TREASURIES-Jump in Asia as investors see more Fed cuts
By Chikako Mogi
TOKYO, Feb 29 (Reuters) - U.S. Treasuries jumped in Asia on Friday with buying from Asian and Japanese investors pushing two-year yields to fresh four-year lows, as Federal Reserve Chairman Ben Bernanke reinforced expectations for more rate cuts.
Bernanke on Thursday said he expected there would be some failures of smaller regional banks that invested heavily in real estate, but added that capital ratios among the largest banks remained good. He also said the Fed was in a more difficult position now to respond to a slowing economy than it was in 2001.

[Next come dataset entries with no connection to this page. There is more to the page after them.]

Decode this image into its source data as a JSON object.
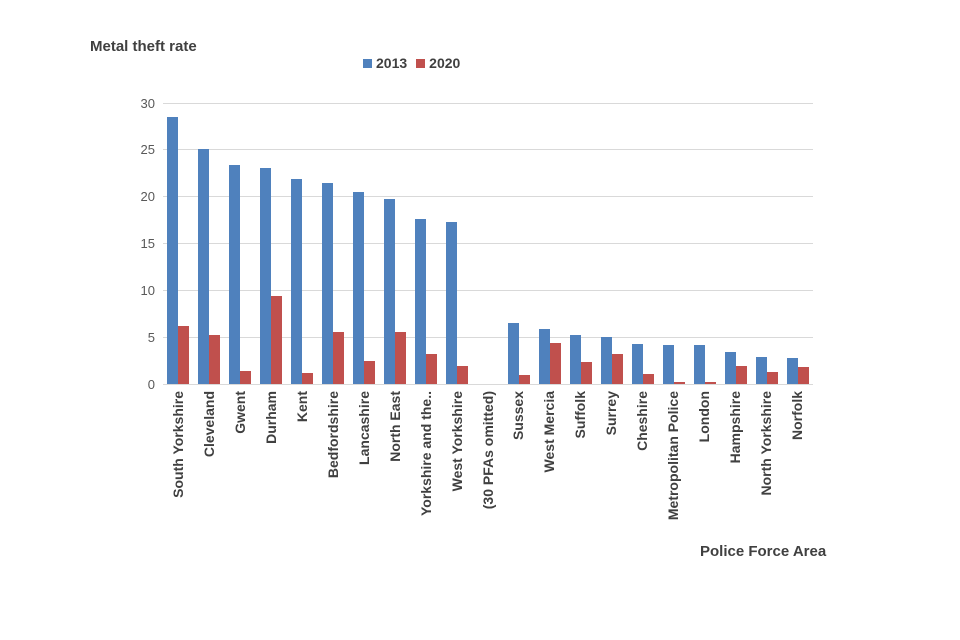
{
  "title": "Metal theft rate",
  "xaxis_title": "Police Force Area",
  "colors": {
    "series_2013": "#4F81BD",
    "series_2020": "#C0504D",
    "gridline": "#D9D9D9",
    "tick_text": "#595959",
    "label_text": "#404040"
  },
  "chart_data": {
    "type": "bar",
    "title": "Metal theft rate",
    "xlabel": "Police Force Area",
    "ylabel": "",
    "ylim": [
      0,
      30
    ],
    "yticks": [
      0,
      5,
      10,
      15,
      20,
      25,
      30
    ],
    "grid": true,
    "legend_position": "top-center",
    "categories": [
      "South Yorkshire",
      "Cleveland",
      "Gwent",
      "Durham",
      "Kent",
      "Bedfordshire",
      "Lancashire",
      "North East",
      "Yorkshire and the..",
      "West Yorkshire",
      "(30 PFAs omitted)",
      "Sussex",
      "West Mercia",
      "Suffolk",
      "Surrey",
      "Cheshire",
      "Metropolitan Police",
      "London",
      "Hampshire",
      "North Yorkshire",
      "Norfolk"
    ],
    "series": [
      {
        "name": "2013",
        "color": "#4F81BD",
        "values": [
          28.5,
          25.1,
          23.4,
          23.1,
          21.9,
          21.5,
          20.5,
          19.8,
          17.6,
          17.3,
          null,
          6.5,
          5.9,
          5.2,
          5.0,
          4.3,
          4.2,
          4.2,
          3.4,
          2.9,
          2.8
        ]
      },
      {
        "name": "2020",
        "color": "#C0504D",
        "values": [
          6.2,
          5.2,
          1.4,
          9.4,
          1.2,
          5.5,
          2.5,
          5.5,
          3.2,
          1.9,
          null,
          1.0,
          4.4,
          2.4,
          3.2,
          1.1,
          0.2,
          0.2,
          1.9,
          1.3,
          1.8
        ]
      }
    ]
  }
}
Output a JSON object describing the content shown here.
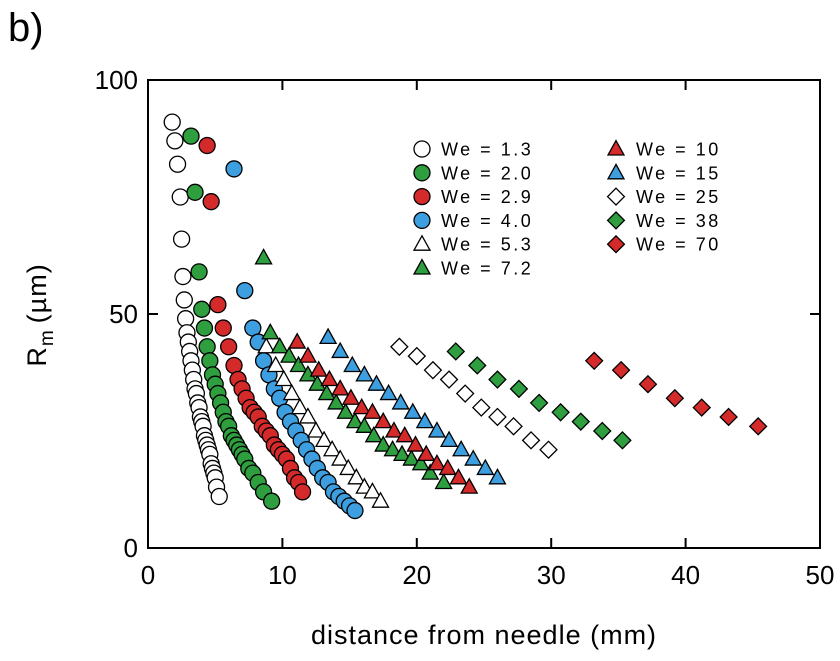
{
  "panel_label": "b)",
  "chart_data": {
    "type": "scatter",
    "xlabel": "distance from needle (mm)",
    "ylabel": "R",
    "ylabel_sub": "m",
    "ylabel_unit": "(µm)",
    "xlim": [
      0,
      50
    ],
    "ylim": [
      0,
      100
    ],
    "xticks": [
      "0",
      "10",
      "20",
      "30",
      "40",
      "50"
    ],
    "yticks": [
      "0",
      "50",
      "100"
    ],
    "grid": false,
    "legend": "top-right",
    "series": [
      {
        "name": "We = 1.3",
        "marker": "circle",
        "color": "#ffffff",
        "x": [
          1.8,
          2.0,
          2.2,
          2.4,
          2.5,
          2.6,
          2.7,
          2.8,
          2.9,
          3.0,
          3.1,
          3.2,
          3.3,
          3.4,
          3.5,
          3.6,
          3.7,
          3.8,
          3.9,
          4.0,
          4.1,
          4.2,
          4.3,
          4.4,
          4.5,
          4.6,
          4.7,
          4.8,
          4.9,
          5.0,
          5.1,
          5.3
        ],
        "y": [
          91,
          87,
          82,
          75,
          66,
          58,
          53,
          49,
          46,
          44,
          42,
          40,
          38,
          36,
          34,
          33,
          31,
          30,
          28,
          27,
          26,
          24,
          23,
          22,
          21,
          20,
          18,
          17,
          16,
          15,
          13,
          11
        ]
      },
      {
        "name": "We = 2.0",
        "marker": "circle",
        "color": "#2e9e3f",
        "x": [
          3.2,
          3.5,
          3.8,
          4.0,
          4.2,
          4.4,
          4.6,
          4.8,
          5.0,
          5.2,
          5.4,
          5.6,
          5.8,
          6.0,
          6.2,
          6.4,
          6.6,
          6.8,
          7.0,
          7.2,
          7.5,
          7.8,
          8.2,
          8.6,
          9.2
        ],
        "y": [
          88,
          76,
          59,
          51,
          47,
          43,
          40,
          37,
          35,
          33,
          31,
          29,
          27,
          26,
          24,
          23,
          22,
          21,
          20,
          19,
          17,
          16,
          14,
          12,
          10
        ]
      },
      {
        "name": "We = 2.9",
        "marker": "circle",
        "color": "#d42a2a",
        "x": [
          4.4,
          4.7,
          5.2,
          5.6,
          6.0,
          6.4,
          6.7,
          7.0,
          7.3,
          7.6,
          7.9,
          8.2,
          8.5,
          8.8,
          9.1,
          9.4,
          9.7,
          10.0,
          10.3,
          10.6,
          10.9,
          11.2,
          11.5
        ],
        "y": [
          86,
          74,
          52,
          47,
          43,
          39,
          36,
          34,
          32,
          30,
          29,
          28,
          26,
          25,
          24,
          22,
          21,
          20,
          19,
          17,
          15,
          14,
          12
        ]
      },
      {
        "name": "We = 4.0",
        "marker": "circle",
        "color": "#3d9ee0",
        "x": [
          6.4,
          7.2,
          7.8,
          8.2,
          8.6,
          9.0,
          9.4,
          9.8,
          10.2,
          10.6,
          11.0,
          11.4,
          11.8,
          12.2,
          12.6,
          13.0,
          13.4,
          13.8,
          14.2,
          14.6,
          15.0,
          15.4
        ],
        "y": [
          81,
          55,
          47,
          44,
          40,
          37,
          34,
          32,
          29,
          27,
          25,
          23,
          21,
          19,
          17,
          15,
          14,
          12,
          11,
          10,
          9,
          8
        ]
      },
      {
        "name": "We = 5.3",
        "marker": "triangle",
        "color": "#ffffff",
        "x": [
          8.8,
          9.5,
          10.1,
          10.7,
          11.3,
          11.9,
          12.5,
          13.1,
          13.7,
          14.3,
          14.9,
          15.5,
          16.1,
          16.7,
          17.3
        ],
        "y": [
          43,
          39,
          36,
          33,
          30,
          28,
          25,
          23,
          21,
          19,
          17,
          15,
          13,
          12,
          10
        ]
      },
      {
        "name": "We = 7.2",
        "marker": "triangle",
        "color": "#2e9e3f",
        "x": [
          8.6,
          9.1,
          9.8,
          10.5,
          11.2,
          11.9,
          12.6,
          13.3,
          14.0,
          14.7,
          15.4,
          16.1,
          16.8,
          17.5,
          18.2,
          18.9,
          19.6,
          20.3,
          21.0,
          22.0
        ],
        "y": [
          62,
          46,
          43,
          41,
          39,
          37,
          35,
          33,
          31,
          29,
          27,
          26,
          24,
          22,
          21,
          20,
          19,
          18,
          16,
          14
        ]
      },
      {
        "name": "We = 10",
        "marker": "triangle",
        "color": "#d42a2a",
        "x": [
          11.1,
          11.9,
          12.7,
          13.5,
          14.3,
          15.1,
          15.9,
          16.7,
          17.5,
          18.3,
          19.1,
          19.9,
          20.7,
          21.5,
          22.3,
          23.1,
          23.9
        ],
        "y": [
          44,
          41,
          38,
          36,
          34,
          32,
          30,
          29,
          27,
          25,
          24,
          22,
          20,
          18,
          17,
          15,
          13
        ]
      },
      {
        "name": "We = 15",
        "marker": "triangle",
        "color": "#3d9ee0",
        "x": [
          13.4,
          14.3,
          15.2,
          16.1,
          17.0,
          17.9,
          18.8,
          19.7,
          20.6,
          21.5,
          22.4,
          23.3,
          24.2,
          25.1,
          26.0
        ],
        "y": [
          45,
          42,
          39,
          37,
          35,
          33,
          31,
          29,
          27,
          25,
          23,
          21,
          19,
          17,
          15
        ]
      },
      {
        "name": "We = 25",
        "marker": "diamond",
        "color": "#ffffff",
        "x": [
          18.7,
          20.0,
          21.2,
          22.4,
          23.6,
          24.8,
          26.0,
          27.2,
          28.5,
          29.8
        ],
        "y": [
          43,
          41,
          38,
          36,
          33,
          30,
          28,
          26,
          23,
          21
        ]
      },
      {
        "name": "We = 38",
        "marker": "diamond",
        "color": "#2e9e3f",
        "x": [
          22.9,
          24.5,
          26.0,
          27.6,
          29.1,
          30.7,
          32.2,
          33.8,
          35.3
        ],
        "y": [
          42,
          39,
          36,
          34,
          31,
          29,
          27,
          25,
          23
        ]
      },
      {
        "name": "We = 70",
        "marker": "diamond",
        "color": "#d42a2a",
        "x": [
          33.2,
          35.2,
          37.2,
          39.2,
          41.2,
          43.2,
          45.4
        ],
        "y": [
          40,
          38,
          35,
          32,
          30,
          28,
          26
        ]
      }
    ]
  }
}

A surprise big jump in initial weekly jobless claims added to mounting concerns of a U.S. recession, while broader problems in financial services were highlighted when American International Group Inc (AIG.N) posted its biggest-ever quarterly loss, hurt by a write-down of securities exposed to bad mortgage investments.
"The huge losses at AIG along with Bernanke's warnings about small banks and remarks suggesting a U.S. recession all point to yields falling further," said a trader at a Japanese trust bank.
"Japanese banks and Asian investors are believed to be buying Treasuries in Asian time, and buying for month-end duration needs may be drawing investors to five- and 10-year zones as well," he said.
Treasury futures TYv1 jumped more than a half point, trading up 19/32 to 117-23.5/32.
Benchmark 10-year notes US10YT=RR rose 10/32 in price to yield 3.636 percent US10YT=RR, down 4 basis points from late New York trade.
Two-year notes US2YT=RR rose 3/32 US2YT=RR in price to yield 1.768 percent after hitting a four-year low of 1.729 percent, falling around 10 basis points from late U.S. trade.
The two-year/10-year yield spread widened to around 190 basis points, pushing towards 192 basis points hit two weeks ago for the first time since mid-2004.
The Fed is widely expected to cut its benchmark federal funds rate by 50 basis points from the current 3.0 percent at its policy meeting next month FEDWATCH.
The trader at the Japanese trust bank said that with the Fed's aggressive easing coming in the face of inflation pressures from rising oil and commodities prices, the yield curve will likely steepen over the longer term, pulled up by long-dated maturities.
"Two-year yields, at most, will likely find a floor around 1.5 percent, and settle around 1.7 percent over the medium-term. Longer yields have a bigger scope for rising, as a weak dollar could further aggravate the inflation outlook," he said, adding that the 10-year yield would have a hard time breaking below 3.5 percent.